I believe that Antonio Meneses was a rather calm and confident person who didn’t waste his energy on unnecessary talking. Everything he said was very definite and considered and he lived for music with a wonderful sense of humour. He often came across as rather frosty to people that didn’t know him – the unspoken rule was never to address him as anything other than ‘Maestro’. If you hadn’t won his attention by playing well, it was difficult to get close to him. At dinners after class auditions, we listened eagerly to his stories about his exciting musician life among legendary artists, such as Mstislav Rostropovich or Herbert von Karajan. We enjoyed an open and lively Maestro – he of course also schooled us in his knowledge of good wine. It was only towards the end of my time studying with him that I dared to say that he liked me from the bottom of his heart. The hug he gave me at our last meeting was a greater success to me than the diploma I received after my time studying with him.

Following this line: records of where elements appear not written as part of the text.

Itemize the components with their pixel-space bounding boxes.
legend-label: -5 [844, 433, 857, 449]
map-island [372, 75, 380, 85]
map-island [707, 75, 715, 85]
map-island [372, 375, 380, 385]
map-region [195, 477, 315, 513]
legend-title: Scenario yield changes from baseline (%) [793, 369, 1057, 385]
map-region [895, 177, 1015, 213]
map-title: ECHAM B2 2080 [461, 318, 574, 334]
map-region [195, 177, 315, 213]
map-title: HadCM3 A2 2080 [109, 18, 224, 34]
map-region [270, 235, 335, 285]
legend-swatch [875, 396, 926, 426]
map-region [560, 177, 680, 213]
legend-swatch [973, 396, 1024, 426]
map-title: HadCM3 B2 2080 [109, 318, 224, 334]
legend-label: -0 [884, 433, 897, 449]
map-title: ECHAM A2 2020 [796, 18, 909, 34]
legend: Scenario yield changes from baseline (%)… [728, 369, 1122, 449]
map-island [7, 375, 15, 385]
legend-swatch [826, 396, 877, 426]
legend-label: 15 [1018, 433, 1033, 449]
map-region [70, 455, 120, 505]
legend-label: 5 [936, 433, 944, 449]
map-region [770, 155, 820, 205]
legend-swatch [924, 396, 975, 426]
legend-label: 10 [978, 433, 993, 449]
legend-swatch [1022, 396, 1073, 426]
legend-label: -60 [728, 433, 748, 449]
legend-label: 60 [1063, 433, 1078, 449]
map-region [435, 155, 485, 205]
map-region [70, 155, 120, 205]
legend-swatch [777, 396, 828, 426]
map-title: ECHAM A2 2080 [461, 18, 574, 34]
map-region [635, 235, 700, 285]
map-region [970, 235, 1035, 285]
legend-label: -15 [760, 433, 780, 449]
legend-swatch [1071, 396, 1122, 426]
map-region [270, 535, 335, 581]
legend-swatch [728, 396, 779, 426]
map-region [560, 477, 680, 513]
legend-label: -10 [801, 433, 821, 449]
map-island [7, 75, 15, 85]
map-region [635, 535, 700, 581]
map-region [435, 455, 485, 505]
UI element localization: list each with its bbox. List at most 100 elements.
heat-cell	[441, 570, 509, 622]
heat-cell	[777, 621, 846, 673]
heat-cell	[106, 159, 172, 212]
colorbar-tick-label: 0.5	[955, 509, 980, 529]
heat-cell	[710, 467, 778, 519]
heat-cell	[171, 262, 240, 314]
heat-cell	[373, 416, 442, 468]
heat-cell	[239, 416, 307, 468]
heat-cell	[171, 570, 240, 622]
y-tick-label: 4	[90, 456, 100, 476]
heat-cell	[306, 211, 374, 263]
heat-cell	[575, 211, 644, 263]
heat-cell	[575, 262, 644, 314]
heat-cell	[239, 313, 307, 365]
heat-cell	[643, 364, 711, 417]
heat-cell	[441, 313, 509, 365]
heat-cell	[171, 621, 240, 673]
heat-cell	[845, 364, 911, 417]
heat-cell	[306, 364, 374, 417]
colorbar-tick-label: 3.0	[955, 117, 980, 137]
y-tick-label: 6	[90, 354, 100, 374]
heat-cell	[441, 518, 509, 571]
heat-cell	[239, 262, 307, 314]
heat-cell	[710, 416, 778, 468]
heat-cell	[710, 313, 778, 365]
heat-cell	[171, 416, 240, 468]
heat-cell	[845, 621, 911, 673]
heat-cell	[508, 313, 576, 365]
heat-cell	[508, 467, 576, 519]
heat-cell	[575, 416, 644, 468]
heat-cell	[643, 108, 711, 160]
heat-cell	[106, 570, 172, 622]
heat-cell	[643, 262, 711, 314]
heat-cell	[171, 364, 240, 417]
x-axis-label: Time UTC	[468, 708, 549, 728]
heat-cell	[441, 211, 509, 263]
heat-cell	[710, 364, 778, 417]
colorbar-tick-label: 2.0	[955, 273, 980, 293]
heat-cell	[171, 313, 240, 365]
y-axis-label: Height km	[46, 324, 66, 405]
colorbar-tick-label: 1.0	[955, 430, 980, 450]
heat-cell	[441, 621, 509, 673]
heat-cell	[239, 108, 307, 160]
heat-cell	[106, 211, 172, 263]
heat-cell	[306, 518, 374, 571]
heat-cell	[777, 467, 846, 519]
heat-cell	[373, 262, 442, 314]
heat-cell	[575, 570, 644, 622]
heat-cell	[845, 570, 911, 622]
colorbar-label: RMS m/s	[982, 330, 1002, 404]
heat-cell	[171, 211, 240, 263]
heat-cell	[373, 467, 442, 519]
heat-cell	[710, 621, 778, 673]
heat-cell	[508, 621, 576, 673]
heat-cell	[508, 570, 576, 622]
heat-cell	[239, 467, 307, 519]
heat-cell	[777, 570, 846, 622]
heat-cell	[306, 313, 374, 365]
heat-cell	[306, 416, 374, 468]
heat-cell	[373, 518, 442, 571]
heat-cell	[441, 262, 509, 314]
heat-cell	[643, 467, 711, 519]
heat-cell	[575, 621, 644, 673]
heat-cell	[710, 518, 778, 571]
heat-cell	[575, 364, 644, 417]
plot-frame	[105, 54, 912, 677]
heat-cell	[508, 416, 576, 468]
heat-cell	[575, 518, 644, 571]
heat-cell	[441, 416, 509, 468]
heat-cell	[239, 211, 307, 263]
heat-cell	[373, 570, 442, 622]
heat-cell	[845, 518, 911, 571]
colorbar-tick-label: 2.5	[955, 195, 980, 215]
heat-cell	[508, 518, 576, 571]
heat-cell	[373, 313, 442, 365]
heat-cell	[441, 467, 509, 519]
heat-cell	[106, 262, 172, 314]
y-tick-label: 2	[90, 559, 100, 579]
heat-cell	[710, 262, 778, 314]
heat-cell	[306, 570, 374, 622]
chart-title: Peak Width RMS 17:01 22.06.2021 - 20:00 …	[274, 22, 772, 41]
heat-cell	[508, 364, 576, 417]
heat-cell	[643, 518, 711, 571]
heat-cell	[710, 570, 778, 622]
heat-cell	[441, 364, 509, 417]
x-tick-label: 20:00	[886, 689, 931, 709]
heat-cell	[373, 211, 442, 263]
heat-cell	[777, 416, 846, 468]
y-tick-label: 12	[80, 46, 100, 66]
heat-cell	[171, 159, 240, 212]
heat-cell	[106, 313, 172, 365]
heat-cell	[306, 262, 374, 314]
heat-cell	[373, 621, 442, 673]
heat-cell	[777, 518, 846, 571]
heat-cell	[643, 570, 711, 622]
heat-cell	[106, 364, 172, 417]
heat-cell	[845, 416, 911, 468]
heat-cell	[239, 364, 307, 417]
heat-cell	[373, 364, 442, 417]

 His death is a huge loss to the world of music, a loss of enormous knowledge that I have never experienced with any other teacher. I am enormously grateful and honoured that I was able to take some of his knowledge with me on my journey. I will always remember him as a warm and incredibly inspiring artist and professor.

 

Un nouveau témoignage par Maria Clara Mandolesi (en anglais)

I met Antonio Meneses when I was only 15 years old and I studied with him at Accademia Stauffer and Accademia Chigiana for 5 years. I grew up with him.

I will never forget our last lesson, just before his death, when, after working on Saint-Sae?ns Concerto, he asked me “are you happy with your performance?” and then smiling he said “you should be, it was amazing”.

Then we said goodbye with the certainty of seeing each other again soon but I never thought it was the last time.

I will keep our last lesson in my heart forever.